For me this makes it worth it because the resell value decays over time and you always get the newest device with a fresh battery.

Seems like a reasonable place to spend money for something you use probably more than anything else.

Maybe so, but there is still friction in that approach in terms of advertising, evaluating potential buyers , exchanging goods, handling money.

I don't know how iPhones handle the transfer process but anyone I know with an Android phone also dreads setting up a new phone because there's always something manually tedious that needs to be done.

> I don't know how iPhones handle the transfer process but anyone I know with an Android phone also dreads setting up a new phone because there's always something manually tedious that needs to be done

FWIW I've used Android phones for the last decade+ and my setup consists entirely of signing into my Google account once (and setting a wallpaper, if I feel like it).

You are still paying 1/3 the price of a new phone a year for that privilege, which is no small sum these days. Most people I know including myself are getting like 5-6 years out of their phones now.
Say you buy a $1200 iPhone. One third is $400. Works out to a little over a dollar per day. For a device you probably use for hours per day.
Alternatively, I buy $100-$200 smartphones (I prefer ambitious phones that didn't sell at MSRP and then get marked down; Fire phone, Nextbit Robin, Essential PH-1, had to buy regular phones after that; considered the new iPhone SE, but after the PH-1, I'm not buying anything without a headphone jack I can't lose, and I'd rather not do anything without usb-c). Those usually last 12-24 months and then you get a fresh one.
and these phones never at any point in time had the performance or capabilities of the flagships so it's a lot like when I was shocked to realize these budget laptops everyone is so proud of themselves for "stealing" had cpu benchmarks still unable to compare with my 8 year old desktop

I should know, I did a few years of the $200ies and then got a $400 Xiaomi Note 10. Difference is absolutely beyond night and day for some uses

Exactly. I bought mine new 4.5 years ago and it's still going strong. I had to get a new battery put in recently, and there have been occasional bugs crop up (lately it seems to have decided to reboot when a timer goes off) but apart from that it is all good.
Furthermore you can buy a new smartphone every 24 months and still not buy the latest model. I on average buy a new smartphone about every 24 to 36 months but I tend to buy used smartphones.
There’s a substantive technical/engineering case to be made for buying the latest every other year, depending on the maker’s R&D tick tock.

A survey is unlikely to pick this sort of nuance up.

Just because someone thinks it’s a waste of money or poor value doesn’t mean they won’t buy it anyway.

I have an iPhone XR and, while there’s nothing about it lacking in daily use, I still have persistent thoughts of it as an older low resolution phone that I should upgrade.

It can objectively be a waste of money but practical concerns require people to buy new phones.

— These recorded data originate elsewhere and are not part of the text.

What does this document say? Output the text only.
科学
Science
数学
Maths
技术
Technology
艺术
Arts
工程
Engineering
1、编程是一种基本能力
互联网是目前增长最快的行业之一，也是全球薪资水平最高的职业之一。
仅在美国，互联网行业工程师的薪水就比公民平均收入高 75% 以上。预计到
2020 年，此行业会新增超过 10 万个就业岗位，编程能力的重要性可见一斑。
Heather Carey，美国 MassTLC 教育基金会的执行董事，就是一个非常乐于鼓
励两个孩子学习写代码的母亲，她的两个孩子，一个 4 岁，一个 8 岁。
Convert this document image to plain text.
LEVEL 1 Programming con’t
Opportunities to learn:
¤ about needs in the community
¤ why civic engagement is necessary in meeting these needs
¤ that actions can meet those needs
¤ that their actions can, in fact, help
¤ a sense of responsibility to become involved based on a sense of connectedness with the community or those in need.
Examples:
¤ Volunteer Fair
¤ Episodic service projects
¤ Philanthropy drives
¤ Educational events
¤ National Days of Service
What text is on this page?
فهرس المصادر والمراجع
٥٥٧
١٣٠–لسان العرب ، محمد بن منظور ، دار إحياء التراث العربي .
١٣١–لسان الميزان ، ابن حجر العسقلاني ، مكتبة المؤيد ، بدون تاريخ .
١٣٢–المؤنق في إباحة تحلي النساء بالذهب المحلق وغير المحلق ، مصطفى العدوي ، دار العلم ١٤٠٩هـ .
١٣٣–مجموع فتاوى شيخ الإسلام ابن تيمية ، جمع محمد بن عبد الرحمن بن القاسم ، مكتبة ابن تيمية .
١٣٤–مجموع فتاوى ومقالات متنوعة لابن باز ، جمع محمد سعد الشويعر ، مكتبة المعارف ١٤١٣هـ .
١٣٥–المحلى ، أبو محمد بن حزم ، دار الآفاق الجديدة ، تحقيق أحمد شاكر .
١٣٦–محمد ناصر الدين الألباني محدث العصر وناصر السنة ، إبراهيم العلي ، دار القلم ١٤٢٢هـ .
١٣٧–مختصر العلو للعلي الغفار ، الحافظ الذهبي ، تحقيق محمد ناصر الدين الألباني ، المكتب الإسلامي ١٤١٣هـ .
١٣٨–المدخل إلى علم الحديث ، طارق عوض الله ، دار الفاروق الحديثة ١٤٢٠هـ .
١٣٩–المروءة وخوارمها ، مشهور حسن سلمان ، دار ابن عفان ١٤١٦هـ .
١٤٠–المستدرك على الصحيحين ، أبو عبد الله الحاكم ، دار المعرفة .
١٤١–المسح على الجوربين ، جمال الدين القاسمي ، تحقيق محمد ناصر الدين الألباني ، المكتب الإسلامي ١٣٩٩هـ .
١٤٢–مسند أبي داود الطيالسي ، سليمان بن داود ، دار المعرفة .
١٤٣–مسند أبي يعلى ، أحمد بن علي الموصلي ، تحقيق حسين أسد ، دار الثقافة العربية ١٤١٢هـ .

Users have no control over the fact that the OS and apps get ever more resource hungry despite marginal generally unimportant improvements in utility.
The 24-36 month figure is likely not static, but continuing to go up. I'm over 48 months and if it's not broken, don't fix it.
I think most people don't upgrade their phone until something breaks, maybe that's what is driving cycle length. That underlines the marketing genius of non-user replaceable batteries, which are usually the first thing to go.
Isn't it worth going into a store to replace the battery?
> if it's not broken, don't fix it.

Agreed, though I also add "unbearably slow" as a form of being broken. Whether you view this as the cost of running newer software/webpages with fancier animations, a collective form of donations to developers using less efficient languages/frameworks, or an externality pushed onto users by the ad industry may vary.

“It’s a waste of money” and “I bought it” are not mutually exclusive.
I did the math and I have upgraded, on average, every 90 months, and that still feels really extravagant.
Or they know it's a waste of money but they want it and buy it anyway.